Understanding a Hosting Approval
A hosting endorsement is the corporate equivalent of a joint signature loan agreement. Let’s say a 19-year-old college student with only a part-time job and no credit history needs a used car to use during a summer internship. This student’s parent may be required to co-sign the auto loan, indicating that they are responsible for the debt if the student defaults.
Similarly, an accommodation endorsement occurs when a subsidiary company requests a loan, but it is not entirely foolproof that this entity can pay, because its balance sheet is below average. In this case, the parent company issues an accommodation document. This provides a promise to the bank that the parent company, with many more assets, will pick up the loan if the original borrower defaults.
Hosting endorsements are exceptionally useful for small businesses. However, for large parent companies, hosting promotions don’t always work. The bank, or the note holder, if the loan is resold, can go after the parent company if they are not paid. This is significant if the smaller entity borrowed substantially.
From a practical perspective, all a willing sponsor should do is sign on the dotted line, indicating that this group is the financial backer for the smallest organization or subsidiary.
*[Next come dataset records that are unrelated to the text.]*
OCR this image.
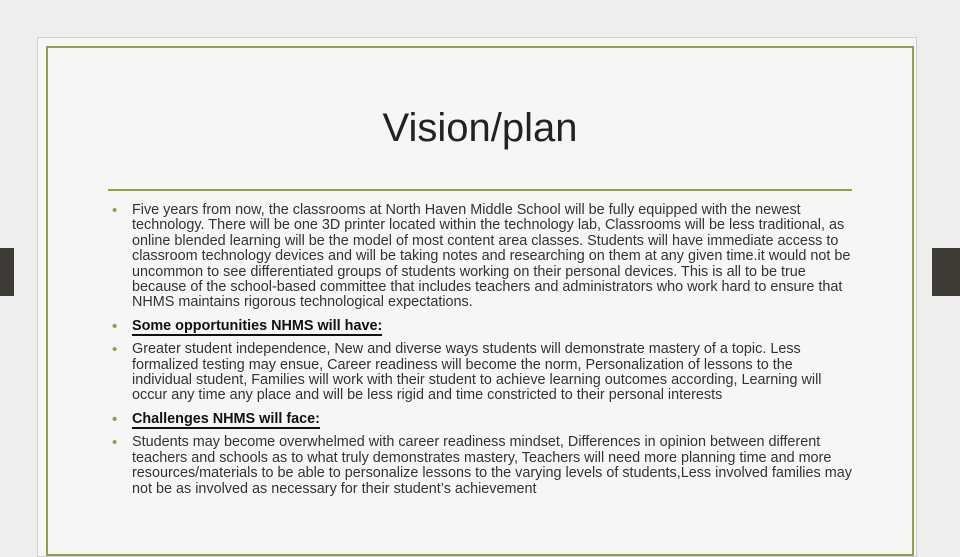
Vision/plan
• Five years from now, the classrooms at North Haven Middle School will be fully equipped with the newest technology. There will be one 3D printer located within the technology lab, Classrooms will be less traditional, as online blended learning will be the model of most content area classes. Students will have immediate access to classroom technology devices and will be taking notes and researching on them at any given time.it would not be uncommon to see differentiated groups of students working on their personal devices. This is all to be true because of the school-based committee that includes teachers and administrators who work hard to ensure that NHMS maintains rigorous technological expectations.
• Some opportunities NHMS will have:
• Greater student independence, New and diverse ways students will demonstrate mastery of a topic. Less formalized testing may ensue, Career readiness will become the norm, Personalization of lessons to the individual student, Families will work with their student to achieve learning outcomes according, Learning will occur any time any place and will be less rigid and time constricted to their personal interests
• Challenges NHMS will face:
• Students may become overwhelmed with career readiness mindset, Differences in opinion between different teachers and schools as to what truly demonstrates mastery, Teachers will need more planning time and more resources/materials to be able to personalize lessons to the varying levels of students,Less involved families may not be as involved as necessary for their student’s achievement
Similar to the way the US government fully endorses US Treasuries, the reputation of the parent company is now at stake for the loan.
Please note that a hosting endorser is not always a parent company. However, he almost always has a close relationship with the borrower. Therefore, a larger company may be willing to support one of its critical suppliers. A large soft drink company might want to be the hosting sponsor for one of its bottlers, for example.
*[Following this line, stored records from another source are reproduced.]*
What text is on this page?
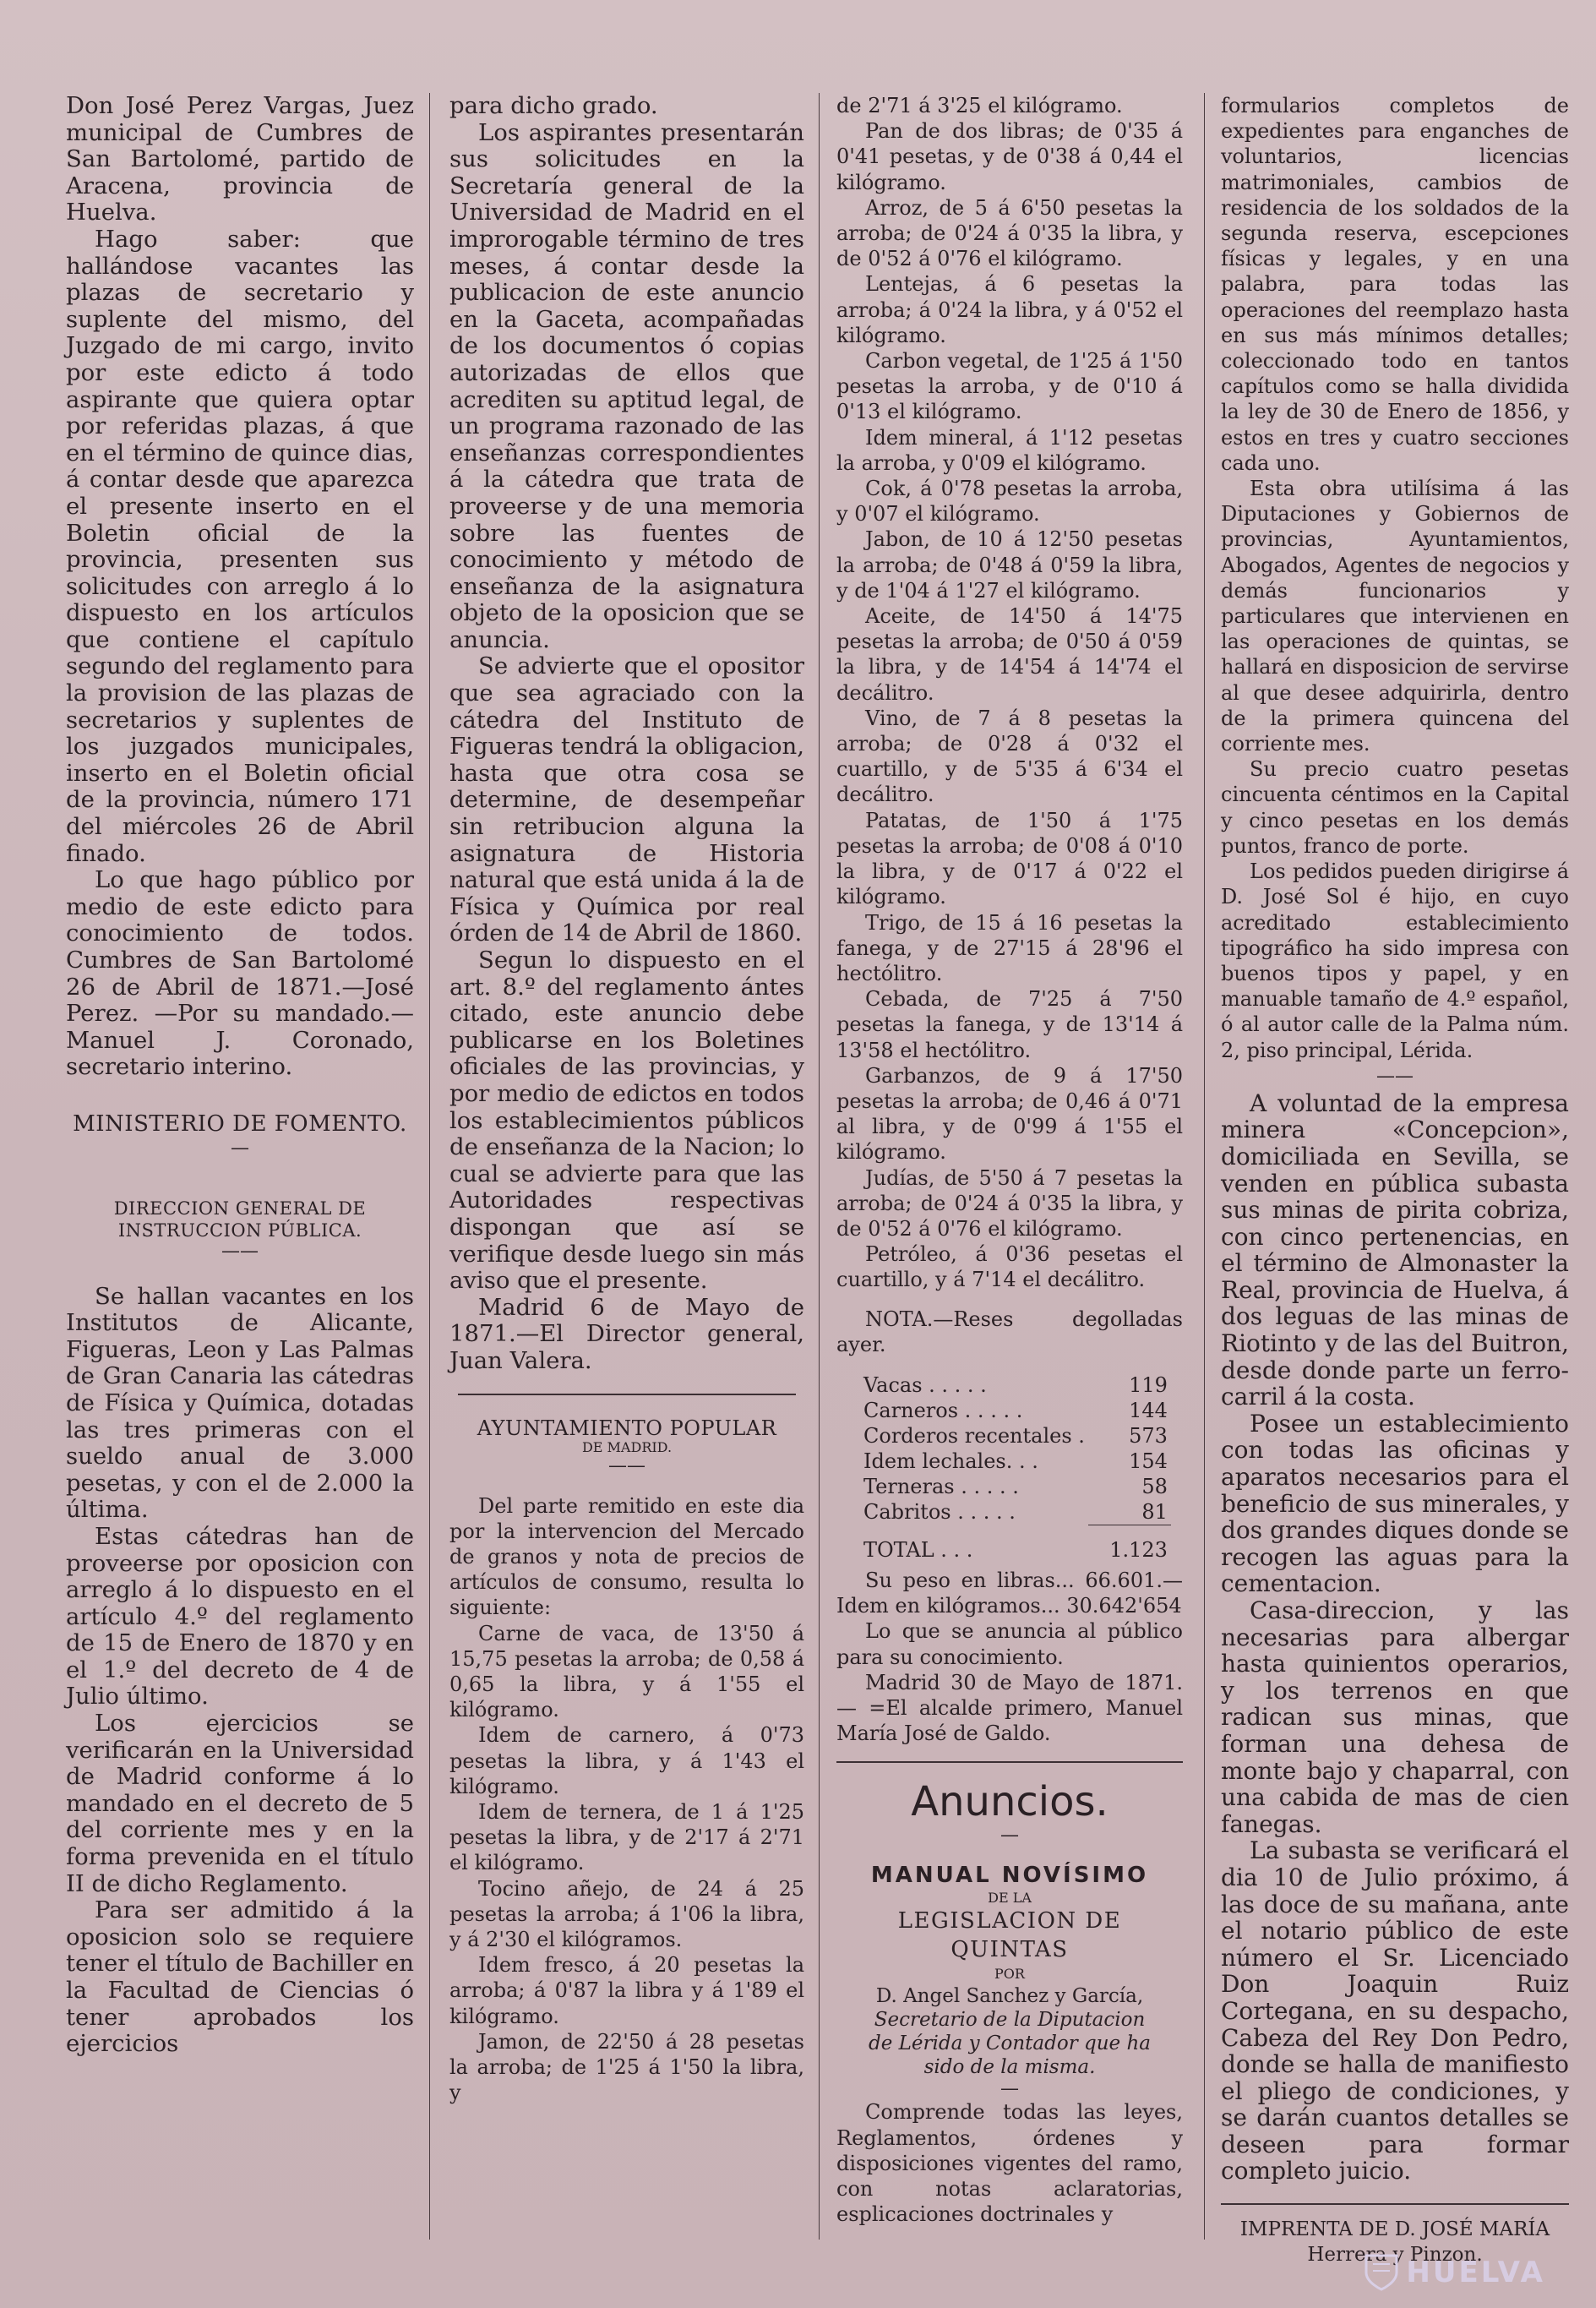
Don José Perez Vargas, Juez municipal de Cumbres de San Bartolomé, partido de Aracena, provincia de Huelva.

Hago saber: que hallándose vacantes las plazas de secretario y suplente del mismo, del Juzgado de mi cargo, invito por este edicto á todo aspirante que quiera optar por referidas plazas, á que en el término de quince dias, á contar desde que aparezca el presente inserto en el Boletin oficial de la provincia, presenten sus solicitudes con arreglo á lo dispuesto en los artículos que contiene el capítulo segundo del reglamento para la provision de las plazas de secretarios y suplentes de los juzgados municipales, inserto en el Boletin oficial de la provincia, número 171 del miércoles 26 de Abril finado.

Lo que hago público por medio de este edicto para conocimiento de todos. Cumbres de San Bartolomé 26 de Abril de 1871.—José Perez. —Por su mandado.—Manuel J. Coronado, secretario interino.

MINISTERIO DE FOMENTO.

—

DIRECCION GENERAL DE INSTRUCCION PÚBLICA.

——

Se hallan vacantes en los Institutos de Alicante, Figueras, Leon y Las Palmas de Gran Canaria las cátedras de Física y Química, dotadas las tres primeras con el sueldo anual de 3.000 pesetas, y con el de 2.000 la última.

Estas cátedras han de proveerse por oposicion con arreglo á lo dispuesto en el artículo 4.º del reglamento de 15 de Enero de 1870 y en el 1.º del decreto de 4 de Julio último.

Los ejercicios se verificarán en la Universidad de Madrid conforme á lo mandado en el decreto de 5 del corriente mes y en la forma prevenida en el título II de dicho Reglamento.

Para ser admitido á la oposicion solo se requiere tener el título de Bachiller en la Facultad de Ciencias ó tener aprobados los ejercicios

para dicho grado.

Los aspirantes presentarán sus solicitudes en la Secretaría general de la Universidad de Madrid en el improrogable término de tres meses, á contar desde la publicacion de este anuncio en la Gaceta, acompañadas de los documentos ó copias autorizadas de ellos que acrediten su aptitud legal, de un programa razonado de las enseñanzas correspondientes á la cátedra que trata de proveerse y de una memoria sobre las fuentes de conocimiento y método de enseñanza de la asignatura objeto de la oposicion que se anuncia.

Se advierte que el opositor que sea agraciado con la cátedra del Instituto de Figueras tendrá la obligacion, hasta que otra cosa se determine, de desempeñar sin retribucion alguna la asignatura de Historia natural que está unida á la de Física y Química por real órden de 14 de Abril de 1860.

Segun lo dispuesto en el art. 8.º del reglamento ántes citado, este anuncio debe publicarse en los Boletines oficiales de las provincias, y por medio de edictos en todos los establecimientos públicos de enseñanza de la Nacion; lo cual se advierte para que las Autoridades respectivas dispongan que así se verifique desde luego sin más aviso que el presente.

Madrid 6 de Mayo de 1871.—El Director general, Juan Valera.

AYUNTAMIENTO POPULAR

DE MADRID.

——

Del parte remitido en este dia por la intervencion del Mercado de granos y nota de precios de artículos de consumo, resulta lo siguiente:

Carne de vaca, de 13'50 á 15,75 pesetas la arroba; de 0,58 á 0,65 la libra, y á 1'55 el kilógramo.

Idem de carnero, á 0'73 pesetas la libra, y á 1'43 el kilógramo.

Idem de ternera, de 1 á 1'25 pesetas la libra, y de 2'17 á 2'71 el kilógramo.

Tocino añejo, de 24 á 25 pesetas la arroba; á 1'06 la libra, y á 2'30 el kilógramos.

Idem fresco, á 20 pesetas la arroba; á 0'87 la libra y á 1'89 el kilógramo.

Jamon, de 22'50 á 28 pesetas la arroba; de 1'25 á 1'50 la libra, y

de 2'71 á 3'25 el kilógramo.

Pan de dos libras; de 0'35 á 0'41 pesetas, y de 0'38 á 0,44 el kilógramo.

Arroz, de 5 á 6'50 pesetas la arroba; de 0'24 á 0'35 la libra, y de 0'52 á 0'76 el kilógramo.

Lentejas, á 6 pesetas la arroba; á 0'24 la libra, y á 0'52 el kilógramo.

Carbon vegetal, de 1'25 á 1'50 pesetas la arroba, y de 0'10 á 0'13 el kilógramo.

Idem mineral, á 1'12 pesetas la arroba, y 0'09 el kilógramo.

Cok, á 0'78 pesetas la arroba, y 0'07 el kilógramo.

Jabon, de 10 á 12'50 pesetas la arroba; de 0'48 á 0'59 la libra, y de 1'04 á 1'27 el kilógramo.

Aceite, de 14'50 á 14'75 pesetas la arroba; de 0'50 á 0'59 la libra, y de 14'54 á 14'74 el decálitro.

Vino, de 7 á 8 pesetas la arroba; de 0'28 á 0'32 el cuartillo, y de 5'35 á 6'34 el decálitro.

Patatas, de 1'50 á 1'75 pesetas la arroba; de 0'08 á 0'10 la libra, y de 0'17 á 0'22 el kilógramo.

Trigo, de 15 á 16 pesetas la fanega, y de 27'15 á 28'96 el hectólitro.

Cebada, de 7'25 á 7'50 pesetas la fanega, y de 13'14 á 13'58 el hectólitro.

Garbanzos, de 9 á 17'50 pesetas la arroba; de 0,46 á 0'71 al libra, y de 0'99 á 1'55 el kilógramo.

Judías, de 5'50 á 7 pesetas la arroba; de 0'24 á 0'35 la libra, y de 0'52 á 0'76 el kilógramo.

Petróleo, á 0'36 pesetas el cuartillo, y á 7'14 el decálitro.

NOTA.—Reses degolladas ayer.

Vacas . . . . .	119
Carneros . . . . .	144
Corderos recentales .	573
Idem lechales. . .	154
Terneras . . . . .	58
Cabritos . . . . .	81
TOTAL . . .	1.123

Su peso en libras... 66.601.— Idem en kilógramos... 30.642'654

Lo que se anuncia al público para su conocimiento.

Madrid 30 de Mayo de 1871.— =El alcalde primero, Manuel María José de Galdo.

Anuncios.

—

MANUAL NOVÍSIMO

DE LA

LEGISLACION DE QUINTAS

POR

D. Angel Sanchez y García,

Secretario de la Diputacion de Lérida y Contador que ha sido de la misma.

—

Comprende todas las leyes, Reglamentos, órdenes y disposiciones vigentes del ramo, con notas aclaratorias, esplicaciones doctrinales y

formularios completos de expedientes para enganches de voluntarios, licencias matrimoniales, cambios de residencia de los soldados de la segunda reserva, escepciones físicas y legales, y en una palabra, para todas las operaciones del reemplazo hasta en sus más mínimos detalles; coleccionado todo en tantos capítulos como se halla dividida la ley de 30 de Enero de 1856, y estos en tres y cuatro secciones cada uno.

Esta obra utilísima á las Diputaciones y Gobiernos de provincias, Ayuntamientos, Abogados, Agentes de negocios y demás funcionarios y particulares que intervienen en las operaciones de quintas, se hallará en disposicion de servirse al que desee adquirirla, dentro de la primera quincena del corriente mes.

Su precio cuatro pesetas cincuenta céntimos en la Capital y cinco pesetas en los demás puntos, franco de porte.

Los pedidos pueden dirigirse á D. José Sol é hijo, en cuyo acreditado establecimiento tipográfico ha sido impresa con buenos tipos y papel, y en manuable tamaño de 4.º español, ó al autor calle de la Palma núm. 2, piso principal, Lérida.

——

A voluntad de la empresa minera «Concepcion», domiciliada en Sevilla, se venden en pública subasta sus minas de pirita cobriza, con cinco pertenencias, en el término de Almonaster la Real, provincia de Huelva, á dos leguas de las minas de Riotinto y de las del Buitron, desde donde parte un ferro-carril á la costa.

Posee un establecimiento con todas las oficinas y aparatos necesarios para el beneficio de sus minerales, y dos grandes diques donde se recogen las aguas para la cementacion.

Casa-direccion, y las necesarias para albergar hasta quinientos operarios, y los terrenos en que radican sus minas, que forman una dehesa de monte bajo y chaparral, con una cabida de mas de cien fanegas.

La subasta se verificará el dia 10 de Julio próximo, á las doce de su mañana, ante el notario público de este número el Sr. Licenciado Don Joaquin Ruiz Cortegana, en su despacho, Cabeza del Rey Don Pedro, donde se halla de manifiesto el pliego de condiciones, y se darán cuantos detalles se deseen para formar completo juicio.

IMPRENTA DE D. JOSÉ MARÍA Herrera y Pinzon.

HUELVA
Accommodation endorsements also occur among the keiretsu structure of companies in Japan, where a group of companies take equity stakes from each other and sometimes collaborate and share projects. Again, it is the strongest of these companies that provides the hosting support to the others.
Another example is a national bank that supports acceptances from one of its regional subsidiaries. If the regional branch has deposit problems, the national bank parent can step in to provide the necessary funds.
In a partnership, if one of the partners makes approvals for non-business accommodations, the business or the remaining partners are not liable.
The hosting endorser should always be aware of the support they are providing to ensure that they will be able to cover any liability should the business they support fail to meet its financial obligations. For example, if a subsidiary takes out a $ 100 million loan and withdraws the full amount, but is unable to repay anything, the accommodation endorser will be on the hook for the entire $ 100 million.
If the endorser is not in the financial position to repay that amount at the given time, as they may have had a bad fiscal quarter or year, or are paying off their own debt, this could negatively affect their financial condition and credit rating.